I'm a bit late with this week's column and that's because I'm still recovering from the painful experience of passing a kidney stone.

However, the ordeal was not without some useful insight into our technology and the way we use it.

When the ambulance arrived in response to my 111 call (yes, it was *that* painful and I was getting really concerned that I might pass out and vomit at the same time), they rolled up and threw a blood-pressure/pulse monitor cuff on my arm.

This unit is attached to a fancy box with big LCD display, touch screen, knobs, buttons and a price-tag that would probably make your second car look cheap.

When they pushed the "go" button, a firm but polite voice said "please connect".

The ambo lady frowned and pushed the button again....

"please connect"

She wiggled the wires, removed and reinserted the plugs -- then frowned again when it continued to say "please connect".

Eventually it started working and the cuff inflated, my BP and heart-rate displayed and there was a barely perceptible sigh of relief from its operator.

For a moment I was wondering (amidst the pain) if I'd have to start diagnosing a fault in the medical gear before we'd even get into the back of the ambulance.

When I got to the emergency room I was wheeled behind a curtain and, after the usual questions (are you alergic to anything?
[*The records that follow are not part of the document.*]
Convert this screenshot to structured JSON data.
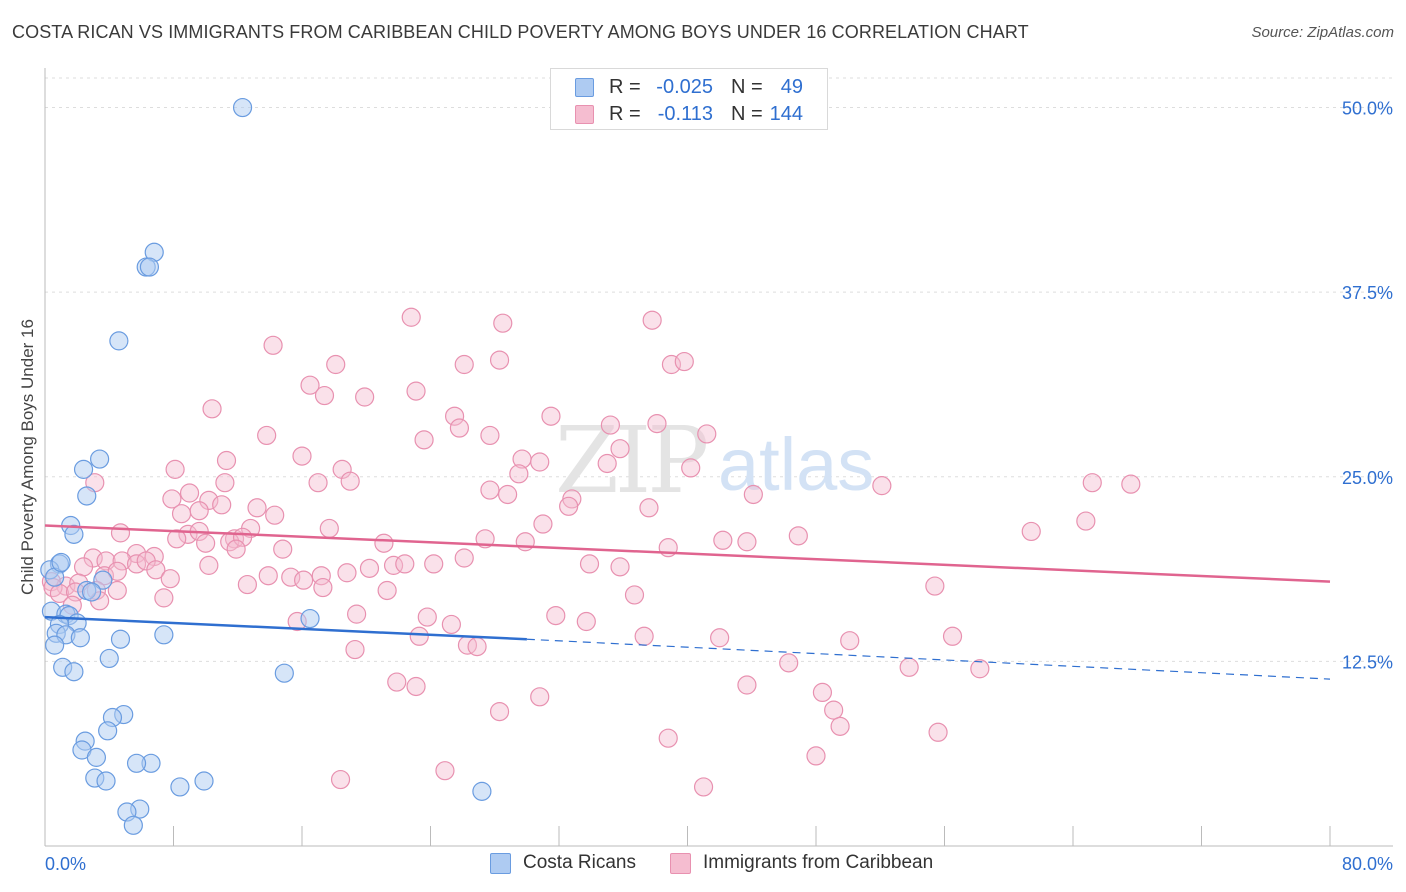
{
  "title": "COSTA RICAN VS IMMIGRANTS FROM CARIBBEAN CHILD POVERTY AMONG BOYS UNDER 16 CORRELATION CHART",
  "source": "Source: ZipAtlas.com",
  "watermark": {
    "zip": "ZIP",
    "atlas": "atlas"
  },
  "legend": {
    "series1": {
      "r_label": "R =",
      "r_value": "-0.025",
      "n_label": "N =",
      "n_value": "49"
    },
    "series2": {
      "r_label": "R =",
      "r_value": "-0.113",
      "n_label": "N =",
      "n_value": "144"
    }
  },
  "bottom_legend": {
    "series1": "Costa Ricans",
    "series2": "Immigrants from Caribbean"
  },
  "colors": {
    "blue_fill": "#aecbf2",
    "blue_stroke": "#6a9ce0",
    "blue_line": "#2f6fd0",
    "pink_fill": "#f5bdd0",
    "pink_stroke": "#e891b0",
    "pink_line": "#e0648f",
    "tick_label": "#2f6fd0",
    "grid": "#dddddd"
  },
  "chart_data": {
    "type": "scatter",
    "title": "COSTA RICAN VS IMMIGRANTS FROM CARIBBEAN CHILD POVERTY AMONG BOYS UNDER 16 CORRELATION CHART",
    "xlabel": "",
    "ylabel": "Child Poverty Among Boys Under 16",
    "xlim": [
      0,
      80
    ],
    "ylim": [
      0,
      52
    ],
    "x_tick_labels": [
      "0.0%",
      "80.0%"
    ],
    "y_ticks": [
      12.5,
      25.0,
      37.5,
      50.0
    ],
    "y_tick_labels": [
      "12.5%",
      "25.0%",
      "37.5%",
      "50.0%"
    ],
    "grid": true,
    "series": [
      {
        "name": "Costa Ricans",
        "color": "blue",
        "trend": {
          "x0": 0,
          "y0": 15.5,
          "x1": 30,
          "y1": 14.0,
          "dashed_to_x": 80,
          "dashed_to_y": 11.3
        },
        "points": [
          [
            12.3,
            50.0
          ],
          [
            6.8,
            40.2
          ],
          [
            6.3,
            39.2
          ],
          [
            6.5,
            39.2
          ],
          [
            4.6,
            34.2
          ],
          [
            3.4,
            26.2
          ],
          [
            2.4,
            25.5
          ],
          [
            2.6,
            23.7
          ],
          [
            1.6,
            21.7
          ],
          [
            1.8,
            21.1
          ],
          [
            0.9,
            19.1
          ],
          [
            0.3,
            18.7
          ],
          [
            3.6,
            18.0
          ],
          [
            0.6,
            18.2
          ],
          [
            2.6,
            17.3
          ],
          [
            2.9,
            17.2
          ],
          [
            0.4,
            15.9
          ],
          [
            1.3,
            15.7
          ],
          [
            1.5,
            15.6
          ],
          [
            2.0,
            15.1
          ],
          [
            0.9,
            15.0
          ],
          [
            16.5,
            15.4
          ],
          [
            0.7,
            14.4
          ],
          [
            1.3,
            14.3
          ],
          [
            2.2,
            14.1
          ],
          [
            7.4,
            14.3
          ],
          [
            4.7,
            14.0
          ],
          [
            0.6,
            13.6
          ],
          [
            4.0,
            12.7
          ],
          [
            1.1,
            12.1
          ],
          [
            1.8,
            11.8
          ],
          [
            14.9,
            11.7
          ],
          [
            4.9,
            8.9
          ],
          [
            4.2,
            8.7
          ],
          [
            3.9,
            7.8
          ],
          [
            2.5,
            7.1
          ],
          [
            2.3,
            6.5
          ],
          [
            3.2,
            6.0
          ],
          [
            6.6,
            5.6
          ],
          [
            5.7,
            5.6
          ],
          [
            3.1,
            4.6
          ],
          [
            3.8,
            4.4
          ],
          [
            9.9,
            4.4
          ],
          [
            8.4,
            4.0
          ],
          [
            27.2,
            3.7
          ],
          [
            5.9,
            2.5
          ],
          [
            5.1,
            2.3
          ],
          [
            5.5,
            1.4
          ],
          [
            1.0,
            19.2
          ]
        ]
      },
      {
        "name": "Immigrants from Caribbean",
        "color": "pink",
        "trend": {
          "x0": 0,
          "y0": 21.7,
          "x1": 80,
          "y1": 17.9
        },
        "points": [
          [
            22.8,
            35.8
          ],
          [
            28.5,
            35.4
          ],
          [
            37.8,
            35.6
          ],
          [
            14.2,
            33.9
          ],
          [
            18.1,
            32.6
          ],
          [
            26.1,
            32.6
          ],
          [
            28.3,
            32.9
          ],
          [
            39.0,
            32.6
          ],
          [
            39.8,
            32.8
          ],
          [
            16.5,
            31.2
          ],
          [
            23.1,
            30.8
          ],
          [
            17.4,
            30.5
          ],
          [
            19.9,
            30.4
          ],
          [
            10.4,
            29.6
          ],
          [
            25.5,
            29.1
          ],
          [
            31.5,
            29.1
          ],
          [
            35.2,
            28.5
          ],
          [
            38.1,
            28.6
          ],
          [
            25.8,
            28.3
          ],
          [
            13.8,
            27.8
          ],
          [
            27.7,
            27.8
          ],
          [
            23.6,
            27.5
          ],
          [
            41.2,
            27.9
          ],
          [
            16.0,
            26.4
          ],
          [
            11.3,
            26.1
          ],
          [
            29.7,
            26.2
          ],
          [
            30.8,
            26.0
          ],
          [
            35.0,
            25.9
          ],
          [
            35.8,
            26.9
          ],
          [
            40.2,
            25.6
          ],
          [
            8.1,
            25.5
          ],
          [
            18.5,
            25.5
          ],
          [
            29.5,
            25.2
          ],
          [
            3.1,
            24.6
          ],
          [
            11.2,
            24.6
          ],
          [
            17.0,
            24.6
          ],
          [
            19.0,
            24.7
          ],
          [
            52.1,
            24.4
          ],
          [
            65.2,
            24.6
          ],
          [
            67.6,
            24.5
          ],
          [
            7.9,
            23.5
          ],
          [
            9.0,
            23.9
          ],
          [
            10.2,
            23.4
          ],
          [
            27.7,
            24.1
          ],
          [
            28.8,
            23.8
          ],
          [
            32.8,
            23.5
          ],
          [
            44.1,
            23.8
          ],
          [
            32.6,
            23.0
          ],
          [
            11.0,
            23.1
          ],
          [
            9.6,
            22.7
          ],
          [
            13.2,
            22.9
          ],
          [
            14.3,
            22.4
          ],
          [
            37.6,
            22.9
          ],
          [
            8.5,
            22.5
          ],
          [
            12.8,
            21.5
          ],
          [
            17.7,
            21.5
          ],
          [
            31.0,
            21.8
          ],
          [
            4.7,
            21.2
          ],
          [
            8.9,
            21.1
          ],
          [
            9.6,
            21.3
          ],
          [
            8.2,
            20.8
          ],
          [
            10.0,
            20.5
          ],
          [
            11.8,
            20.8
          ],
          [
            11.5,
            20.6
          ],
          [
            12.3,
            20.9
          ],
          [
            21.1,
            20.5
          ],
          [
            27.4,
            20.8
          ],
          [
            29.9,
            20.6
          ],
          [
            38.8,
            20.2
          ],
          [
            42.2,
            20.7
          ],
          [
            43.7,
            20.6
          ],
          [
            46.9,
            21.0
          ],
          [
            61.4,
            21.3
          ],
          [
            64.8,
            22.0
          ],
          [
            11.9,
            20.1
          ],
          [
            14.8,
            20.1
          ],
          [
            5.7,
            19.8
          ],
          [
            6.8,
            19.6
          ],
          [
            3.0,
            19.5
          ],
          [
            3.8,
            19.3
          ],
          [
            4.8,
            19.3
          ],
          [
            5.7,
            19.1
          ],
          [
            6.3,
            19.3
          ],
          [
            26.1,
            19.5
          ],
          [
            10.2,
            19.0
          ],
          [
            20.2,
            18.8
          ],
          [
            21.7,
            19.0
          ],
          [
            22.4,
            19.1
          ],
          [
            24.2,
            19.1
          ],
          [
            33.9,
            19.1
          ],
          [
            35.8,
            18.9
          ],
          [
            2.4,
            18.9
          ],
          [
            3.7,
            18.3
          ],
          [
            4.5,
            18.6
          ],
          [
            6.9,
            18.7
          ],
          [
            13.9,
            18.3
          ],
          [
            15.3,
            18.2
          ],
          [
            16.1,
            18.0
          ],
          [
            17.2,
            18.3
          ],
          [
            18.8,
            18.5
          ],
          [
            0.4,
            17.9
          ],
          [
            1.3,
            17.6
          ],
          [
            2.1,
            17.8
          ],
          [
            7.8,
            18.1
          ],
          [
            12.6,
            17.7
          ],
          [
            17.3,
            17.5
          ],
          [
            21.3,
            17.3
          ],
          [
            0.5,
            17.5
          ],
          [
            0.9,
            17.1
          ],
          [
            1.9,
            17.2
          ],
          [
            3.2,
            17.3
          ],
          [
            4.5,
            17.3
          ],
          [
            7.4,
            16.8
          ],
          [
            36.7,
            17.0
          ],
          [
            55.4,
            17.6
          ],
          [
            1.7,
            16.3
          ],
          [
            3.4,
            16.6
          ],
          [
            19.4,
            15.7
          ],
          [
            23.8,
            15.5
          ],
          [
            31.8,
            15.6
          ],
          [
            15.7,
            15.2
          ],
          [
            25.3,
            15.0
          ],
          [
            33.7,
            15.2
          ],
          [
            23.3,
            14.2
          ],
          [
            37.3,
            14.2
          ],
          [
            42.0,
            14.1
          ],
          [
            56.5,
            14.2
          ],
          [
            26.3,
            13.6
          ],
          [
            26.9,
            13.5
          ],
          [
            19.3,
            13.3
          ],
          [
            50.1,
            13.9
          ],
          [
            46.3,
            12.4
          ],
          [
            53.8,
            12.1
          ],
          [
            58.2,
            12.0
          ],
          [
            21.9,
            11.1
          ],
          [
            23.1,
            10.8
          ],
          [
            43.7,
            10.9
          ],
          [
            30.8,
            10.1
          ],
          [
            48.4,
            10.4
          ],
          [
            49.1,
            9.2
          ],
          [
            28.3,
            9.1
          ],
          [
            49.5,
            8.1
          ],
          [
            55.6,
            7.7
          ],
          [
            38.8,
            7.3
          ],
          [
            48.0,
            6.1
          ],
          [
            18.4,
            4.5
          ],
          [
            24.9,
            5.1
          ],
          [
            41.0,
            4.0
          ]
        ]
      }
    ]
  }
}
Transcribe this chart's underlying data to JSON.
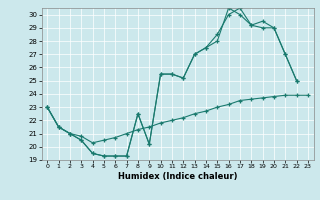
{
  "title": "",
  "xlabel": "Humidex (Indice chaleur)",
  "bg_color": "#cce8ec",
  "line_color": "#1a7a6e",
  "grid_color": "#ffffff",
  "xlim": [
    -0.5,
    23.5
  ],
  "ylim": [
    19,
    30.5
  ],
  "yticks": [
    19,
    20,
    21,
    22,
    23,
    24,
    25,
    26,
    27,
    28,
    29,
    30
  ],
  "xticks": [
    0,
    1,
    2,
    3,
    4,
    5,
    6,
    7,
    8,
    9,
    10,
    11,
    12,
    13,
    14,
    15,
    16,
    17,
    18,
    19,
    20,
    21,
    22,
    23
  ],
  "s1_x": [
    0,
    1,
    2,
    3,
    4,
    5,
    6,
    7,
    8,
    9,
    10,
    11,
    12,
    13,
    14,
    15,
    16,
    17,
    18,
    19,
    20,
    21,
    22
  ],
  "s1_y": [
    23,
    21.5,
    21,
    20.5,
    19.5,
    19.3,
    19.3,
    19.3,
    22.5,
    20.2,
    25.5,
    25.5,
    25.2,
    27.0,
    27.5,
    28.0,
    30.5,
    30.0,
    29.2,
    29.0,
    29.0,
    27.0,
    25.0
  ],
  "s2_x": [
    0,
    1,
    2,
    3,
    4,
    5,
    6,
    7,
    8,
    9,
    10,
    11,
    12,
    13,
    14,
    15,
    16,
    17,
    18,
    19,
    20,
    21,
    22
  ],
  "s2_y": [
    23,
    21.5,
    21,
    20.5,
    19.5,
    19.3,
    19.3,
    19.3,
    22.5,
    20.2,
    25.5,
    25.5,
    25.2,
    27.0,
    27.5,
    28.5,
    30.0,
    30.5,
    29.2,
    29.5,
    29.0,
    27.0,
    25.0
  ],
  "s3_x": [
    0,
    1,
    2,
    3,
    4,
    5,
    6,
    7,
    8,
    9,
    10,
    11,
    12,
    13,
    14,
    15,
    16,
    17,
    18,
    19,
    20,
    21,
    22,
    23
  ],
  "s3_y": [
    23,
    21.5,
    21.0,
    20.8,
    20.3,
    20.5,
    20.7,
    21.0,
    21.3,
    21.5,
    21.8,
    22.0,
    22.2,
    22.5,
    22.7,
    23.0,
    23.2,
    23.5,
    23.6,
    23.7,
    23.8,
    23.9,
    23.9,
    23.9
  ]
}
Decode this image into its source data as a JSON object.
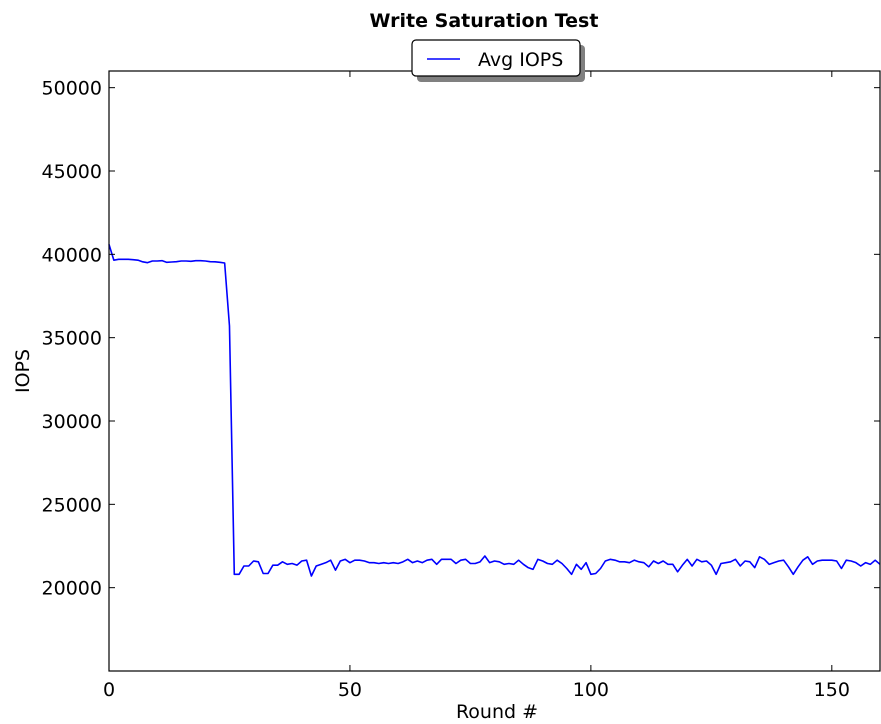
{
  "chart_data": {
    "type": "line",
    "title": "Write Saturation Test",
    "xlabel": "Round #",
    "ylabel": "IOPS",
    "xlim": [
      0,
      160
    ],
    "ylim": [
      15000,
      51000
    ],
    "xticks": [
      0,
      50,
      100,
      150
    ],
    "yticks": [
      20000,
      25000,
      30000,
      35000,
      40000,
      45000,
      50000
    ],
    "grid": false,
    "legend_position": "top-center",
    "colors": {
      "series": "#0000ff",
      "axes": "#000000",
      "background": "#ffffff"
    },
    "series": [
      {
        "name": "Avg IOPS",
        "x": [
          0,
          1,
          2,
          3,
          4,
          5,
          6,
          7,
          8,
          9,
          10,
          11,
          12,
          13,
          14,
          15,
          16,
          17,
          18,
          19,
          20,
          21,
          22,
          23,
          24,
          25,
          26,
          27,
          28,
          29,
          30,
          31,
          32,
          33,
          34,
          35,
          36,
          37,
          38,
          39,
          40,
          41,
          42,
          43,
          44,
          45,
          46,
          47,
          48,
          49,
          50,
          51,
          52,
          53,
          54,
          55,
          56,
          57,
          58,
          59,
          60,
          61,
          62,
          63,
          64,
          65,
          66,
          67,
          68,
          69,
          70,
          71,
          72,
          73,
          74,
          75,
          76,
          77,
          78,
          79,
          80,
          81,
          82,
          83,
          84,
          85,
          86,
          87,
          88,
          89,
          90,
          91,
          92,
          93,
          94,
          95,
          96,
          97,
          98,
          99,
          100,
          101,
          102,
          103,
          104,
          105,
          106,
          107,
          108,
          109,
          110,
          111,
          112,
          113,
          114,
          115,
          116,
          117,
          118,
          119,
          120,
          121,
          122,
          123,
          124,
          125,
          126,
          127,
          128,
          129,
          130,
          131,
          132,
          133,
          134,
          135,
          136,
          137,
          138,
          139,
          140,
          141,
          142,
          143,
          144,
          145,
          146,
          147,
          148,
          149,
          150,
          151,
          152,
          153,
          154,
          155,
          156,
          157,
          158,
          159,
          160
        ],
        "y": [
          40600,
          39650,
          39700,
          39700,
          39700,
          39680,
          39650,
          39550,
          39500,
          39600,
          39600,
          39620,
          39520,
          39540,
          39560,
          39600,
          39600,
          39580,
          39620,
          39620,
          39600,
          39560,
          39550,
          39520,
          39480,
          35700,
          20800,
          20800,
          21300,
          21300,
          21600,
          21550,
          20850,
          20850,
          21350,
          21350,
          21550,
          21400,
          21450,
          21350,
          21600,
          21650,
          20700,
          21300,
          21400,
          21500,
          21650,
          21050,
          21600,
          21700,
          21500,
          21650,
          21650,
          21600,
          21500,
          21500,
          21450,
          21500,
          21450,
          21500,
          21450,
          21550,
          21700,
          21500,
          21600,
          21500,
          21650,
          21700,
          21400,
          21700,
          21700,
          21700,
          21450,
          21650,
          21700,
          21450,
          21450,
          21550,
          21900,
          21500,
          21600,
          21550,
          21400,
          21450,
          21400,
          21650,
          21400,
          21200,
          21100,
          21700,
          21600,
          21450,
          21400,
          21650,
          21450,
          21150,
          20800,
          21400,
          21100,
          21500,
          20800,
          20850,
          21150,
          21600,
          21700,
          21650,
          21550,
          21550,
          21500,
          21650,
          21550,
          21500,
          21250,
          21600,
          21450,
          21600,
          21400,
          21400,
          20950,
          21350,
          21700,
          21300,
          21700,
          21550,
          21600,
          21350,
          20800,
          21450,
          21500,
          21550,
          21700,
          21300,
          21600,
          21550,
          21200,
          21850,
          21700,
          21400,
          21500,
          21600,
          21650,
          21250,
          20800,
          21250,
          21650,
          21850,
          21400,
          21600,
          21650,
          21650,
          21650,
          21600,
          21150,
          21650,
          21600,
          21500,
          21300,
          21500,
          21400,
          21650,
          21400
        ]
      }
    ]
  }
}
What is the capital of Peru? etc, etc) an ultrasound machine was wheeled out.

The probe was greased up and applied to my abdomen which, fortunately, was now not as painful as it had been just 15 minutes earlier.

This ultrasound machine was pretty new apparently. It too had a big LCD display with touch screen and lots of blinky lights.

Unfortunately I saw the doctor frown as he began stabbing at the screen.

Was I going to die? Had he seen something awful inside me?

No... as it turns out, he was having trouble making the machine work.

Or, to be precise, he was having trouble figuring out *how* to make the machine work.

After much poking (of the screen, not me) it finally started behaving and he had a good old virtual rummage around inside me.

Nothing wrong there -- everything about the right size and in the right place -- although he couldn't find my left kidney but attributed that to a little gas in my intestines.

It was becoming increasingly clear however, that our medical people are often quite naive when it comes to the use of their hi-tech gear. Obviously, in making these things fool-proof we remove any need to understand the basics of how they work.

Unfortunately, that means that when/if they don't work -- all you get from those trying to use them is a nasty frown.

This drawback to uber-friendly technology has been a trend apparent ever since the middle of the 20th century, when automotive technology changed from something you could easily understand and fix with a screwdriver or hammer -- to a big box of "magic" that requires shelves of diagnostic computers and a PhD in nuclear physics to properly comprehend.

Now, so long as all this new-fangled stuff works as it should, we all benefit.

Unfortunately, when it doesn't do what it's supposed to, I can easily see that (at least in the area of medicine), doctors and nurses could become to focused on "fixing the machine" rather than fixing the patient.

Me thinks there's room for improvement here.